Trace encoding - traceEv(String/Stack) deferred output always sent at tail of trace file leaving it incomplete until stopped.

chrisst...@gmail.com

unread,

Dec 31, 2016, 11:26:53 AM12/31/16

to golang-nuts

Hello, I wrote (rather derived from the stdlib) a reentrant Parser for the Go trace files, so I could stream partial events as they are returned from runtime.ReadTrace(). After learning about the format and reading the go15trace design doc everything makes sense. I've noticed that runtime.traceEvString/traceEvStack are not written until the trace is shutting down. A hashtable/map is kept for the stack traces and strings and it greatly condenses the trace but does have the caveat that a stack trace is not complete until it is stopped. I can reliably work around getting the traceEvString data by ignoring the seq and correlating the PC with FuncForPC but can't think of a similar work around for traceEvStack. Is there a way to do this?

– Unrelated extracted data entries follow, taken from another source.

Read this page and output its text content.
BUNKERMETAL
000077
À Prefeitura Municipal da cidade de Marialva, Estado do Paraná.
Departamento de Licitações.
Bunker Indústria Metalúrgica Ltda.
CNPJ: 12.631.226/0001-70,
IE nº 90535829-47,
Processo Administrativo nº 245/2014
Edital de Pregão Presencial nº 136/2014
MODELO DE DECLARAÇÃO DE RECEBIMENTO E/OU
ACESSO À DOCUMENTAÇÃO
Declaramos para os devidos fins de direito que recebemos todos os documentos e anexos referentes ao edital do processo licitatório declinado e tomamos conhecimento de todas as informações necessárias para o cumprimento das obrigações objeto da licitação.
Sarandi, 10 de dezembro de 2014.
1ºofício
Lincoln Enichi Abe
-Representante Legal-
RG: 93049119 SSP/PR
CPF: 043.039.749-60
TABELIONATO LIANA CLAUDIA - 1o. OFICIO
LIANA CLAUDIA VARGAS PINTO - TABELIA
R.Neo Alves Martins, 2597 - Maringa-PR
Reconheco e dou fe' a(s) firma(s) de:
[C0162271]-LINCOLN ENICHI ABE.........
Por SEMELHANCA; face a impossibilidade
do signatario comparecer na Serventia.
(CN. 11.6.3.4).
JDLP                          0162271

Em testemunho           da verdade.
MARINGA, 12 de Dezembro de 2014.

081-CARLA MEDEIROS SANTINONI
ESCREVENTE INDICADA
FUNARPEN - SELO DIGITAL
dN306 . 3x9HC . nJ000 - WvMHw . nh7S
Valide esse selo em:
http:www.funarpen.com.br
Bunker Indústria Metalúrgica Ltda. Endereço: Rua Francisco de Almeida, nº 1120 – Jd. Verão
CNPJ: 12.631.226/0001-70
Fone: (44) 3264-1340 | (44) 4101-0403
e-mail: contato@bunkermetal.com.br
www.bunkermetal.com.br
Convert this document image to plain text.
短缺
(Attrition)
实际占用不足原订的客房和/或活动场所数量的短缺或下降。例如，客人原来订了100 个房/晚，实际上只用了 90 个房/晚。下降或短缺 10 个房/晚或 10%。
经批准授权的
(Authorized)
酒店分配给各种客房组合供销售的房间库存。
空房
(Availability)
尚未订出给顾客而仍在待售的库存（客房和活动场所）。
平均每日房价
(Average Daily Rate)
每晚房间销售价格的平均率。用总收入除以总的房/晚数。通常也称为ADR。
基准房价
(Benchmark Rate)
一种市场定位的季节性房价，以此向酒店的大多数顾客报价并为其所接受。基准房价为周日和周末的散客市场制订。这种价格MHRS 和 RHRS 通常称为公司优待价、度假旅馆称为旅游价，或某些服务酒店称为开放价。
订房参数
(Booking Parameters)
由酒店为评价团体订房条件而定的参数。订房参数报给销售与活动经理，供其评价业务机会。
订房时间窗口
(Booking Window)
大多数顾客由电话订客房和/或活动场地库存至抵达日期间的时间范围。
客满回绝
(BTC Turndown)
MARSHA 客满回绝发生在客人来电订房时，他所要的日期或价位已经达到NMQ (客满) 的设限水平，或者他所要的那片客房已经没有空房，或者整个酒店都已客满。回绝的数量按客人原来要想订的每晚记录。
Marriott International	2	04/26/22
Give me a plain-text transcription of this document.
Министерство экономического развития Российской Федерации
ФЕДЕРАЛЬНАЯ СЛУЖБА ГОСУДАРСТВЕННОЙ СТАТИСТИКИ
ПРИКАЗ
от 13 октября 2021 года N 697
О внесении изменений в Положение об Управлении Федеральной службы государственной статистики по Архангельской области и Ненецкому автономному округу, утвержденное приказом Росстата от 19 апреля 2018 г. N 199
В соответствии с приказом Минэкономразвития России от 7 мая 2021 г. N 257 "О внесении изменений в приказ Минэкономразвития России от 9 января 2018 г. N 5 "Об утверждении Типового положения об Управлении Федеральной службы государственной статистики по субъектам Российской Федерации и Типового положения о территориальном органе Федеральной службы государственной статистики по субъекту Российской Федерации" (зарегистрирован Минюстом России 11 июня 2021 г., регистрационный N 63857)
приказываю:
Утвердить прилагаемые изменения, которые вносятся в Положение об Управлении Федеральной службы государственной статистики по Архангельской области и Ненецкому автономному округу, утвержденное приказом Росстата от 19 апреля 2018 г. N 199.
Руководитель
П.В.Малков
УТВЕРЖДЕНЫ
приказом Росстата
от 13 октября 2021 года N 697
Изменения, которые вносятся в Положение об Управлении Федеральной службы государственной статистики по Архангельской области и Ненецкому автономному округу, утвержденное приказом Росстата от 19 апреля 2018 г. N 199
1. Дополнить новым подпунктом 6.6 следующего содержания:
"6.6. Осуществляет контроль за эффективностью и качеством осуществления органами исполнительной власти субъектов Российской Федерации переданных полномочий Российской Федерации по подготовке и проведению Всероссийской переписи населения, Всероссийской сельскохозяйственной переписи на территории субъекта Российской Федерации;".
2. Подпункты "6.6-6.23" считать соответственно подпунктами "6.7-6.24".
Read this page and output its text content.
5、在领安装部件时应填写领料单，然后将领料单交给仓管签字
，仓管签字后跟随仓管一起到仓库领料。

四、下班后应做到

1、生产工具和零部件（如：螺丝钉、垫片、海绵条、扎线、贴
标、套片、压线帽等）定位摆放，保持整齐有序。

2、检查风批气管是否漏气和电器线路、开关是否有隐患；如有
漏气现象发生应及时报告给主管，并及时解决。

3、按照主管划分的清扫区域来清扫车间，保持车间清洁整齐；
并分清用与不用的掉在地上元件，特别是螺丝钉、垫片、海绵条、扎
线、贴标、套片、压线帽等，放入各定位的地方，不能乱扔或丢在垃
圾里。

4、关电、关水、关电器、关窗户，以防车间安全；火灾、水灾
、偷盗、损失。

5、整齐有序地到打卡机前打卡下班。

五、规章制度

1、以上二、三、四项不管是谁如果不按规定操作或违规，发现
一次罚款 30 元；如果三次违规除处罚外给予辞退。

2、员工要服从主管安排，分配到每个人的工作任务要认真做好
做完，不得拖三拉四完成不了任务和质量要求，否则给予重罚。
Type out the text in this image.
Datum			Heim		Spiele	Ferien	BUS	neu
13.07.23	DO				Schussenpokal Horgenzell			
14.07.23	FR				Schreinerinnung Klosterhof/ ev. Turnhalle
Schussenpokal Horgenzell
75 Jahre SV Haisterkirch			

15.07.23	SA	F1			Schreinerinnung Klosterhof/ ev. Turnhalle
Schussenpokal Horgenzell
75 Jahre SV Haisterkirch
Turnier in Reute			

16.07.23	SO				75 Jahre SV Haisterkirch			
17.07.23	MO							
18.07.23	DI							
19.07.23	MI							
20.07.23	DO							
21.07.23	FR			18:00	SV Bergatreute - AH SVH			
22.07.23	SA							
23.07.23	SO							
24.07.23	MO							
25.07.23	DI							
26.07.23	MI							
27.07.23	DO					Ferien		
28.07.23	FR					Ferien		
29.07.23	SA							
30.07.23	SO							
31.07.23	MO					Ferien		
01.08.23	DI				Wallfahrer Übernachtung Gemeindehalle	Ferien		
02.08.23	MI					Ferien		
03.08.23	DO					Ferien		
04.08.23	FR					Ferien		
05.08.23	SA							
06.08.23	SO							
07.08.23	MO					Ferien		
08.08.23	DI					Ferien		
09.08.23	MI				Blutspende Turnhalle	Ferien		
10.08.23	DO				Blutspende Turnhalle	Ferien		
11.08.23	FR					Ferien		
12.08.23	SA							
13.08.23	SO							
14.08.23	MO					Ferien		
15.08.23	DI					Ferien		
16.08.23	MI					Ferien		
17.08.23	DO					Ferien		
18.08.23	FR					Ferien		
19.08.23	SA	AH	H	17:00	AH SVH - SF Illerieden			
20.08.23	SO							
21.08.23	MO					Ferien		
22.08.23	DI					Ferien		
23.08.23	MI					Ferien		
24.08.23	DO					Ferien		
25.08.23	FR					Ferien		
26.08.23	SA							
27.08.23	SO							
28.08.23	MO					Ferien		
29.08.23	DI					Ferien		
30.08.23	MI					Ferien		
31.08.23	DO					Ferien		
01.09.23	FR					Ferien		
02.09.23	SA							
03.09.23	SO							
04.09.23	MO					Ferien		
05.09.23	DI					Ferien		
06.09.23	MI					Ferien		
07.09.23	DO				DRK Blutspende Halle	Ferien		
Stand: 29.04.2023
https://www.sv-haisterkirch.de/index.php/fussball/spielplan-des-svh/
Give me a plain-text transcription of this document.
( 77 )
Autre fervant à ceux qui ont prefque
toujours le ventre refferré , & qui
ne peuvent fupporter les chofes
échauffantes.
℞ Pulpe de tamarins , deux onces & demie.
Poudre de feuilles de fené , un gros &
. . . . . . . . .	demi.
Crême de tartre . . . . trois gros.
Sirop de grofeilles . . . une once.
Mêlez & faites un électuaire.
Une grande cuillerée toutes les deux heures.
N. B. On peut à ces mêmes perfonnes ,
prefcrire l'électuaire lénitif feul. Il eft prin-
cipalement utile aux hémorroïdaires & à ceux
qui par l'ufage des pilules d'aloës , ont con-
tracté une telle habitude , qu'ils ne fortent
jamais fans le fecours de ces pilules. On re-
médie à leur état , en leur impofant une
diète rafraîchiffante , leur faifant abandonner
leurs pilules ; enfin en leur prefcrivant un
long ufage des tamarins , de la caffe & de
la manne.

As a quick hack I added a flush() method to traceStackTable and flush before waiting for trace to be ready to dequeue to get the behavior I want. Would there be any interest of a proper implementation of this? The exact proposal being to send new items in traceStackTable and the string map to the buffer queue so ReadTrace can pick them up as they are first seen. They can still be tracked the same way to prevent duplication of strings/stacks in the trace. Based on my testing and limited understanding of ReadData, it will send pending data in the fullHead traceBufPtr, there is not a threshold of N buffers before writes. But if I'm incorrect may need modified to have runtime.ReadTrace() always flush any available trace data or a runtime(|/trace).FlushTrace() so a user could signal this explicitly. This doesn't affect any of the tooling for traces, they don't have a concept of a footer, just a header and events so they will continue to work as is.

Use cases could be numerous, you could stream events of functions / goroutines as they are created / stopped with line numbers and files in real time for debugging. Basically anything that you get from go tool trace, but (near) real time which may enable some neat visualization tools. What sparked my interest is probably not as interesting to others, but I was issuing tokens to track counts/ordering of functions by wrapping a inner func. The caveat here being function signatures have to match and it doesn't look very clean and has edge cases for reliability and is limited to "was this called and how many times".. but it is a bit simpler to reason with then complicated signaling / sync prims. With a parser for trace files at runtime I can Watch(fn interface{}) any function during a test by taking the func ptr (reflect.ValueOf(fn).Pointer()) and calling FuncForPC. Then using the file/line/name and correlating it to the trace to validate all kinds of additional data points available in trace events. Might be a better way to do this, it's just an experiment but it works.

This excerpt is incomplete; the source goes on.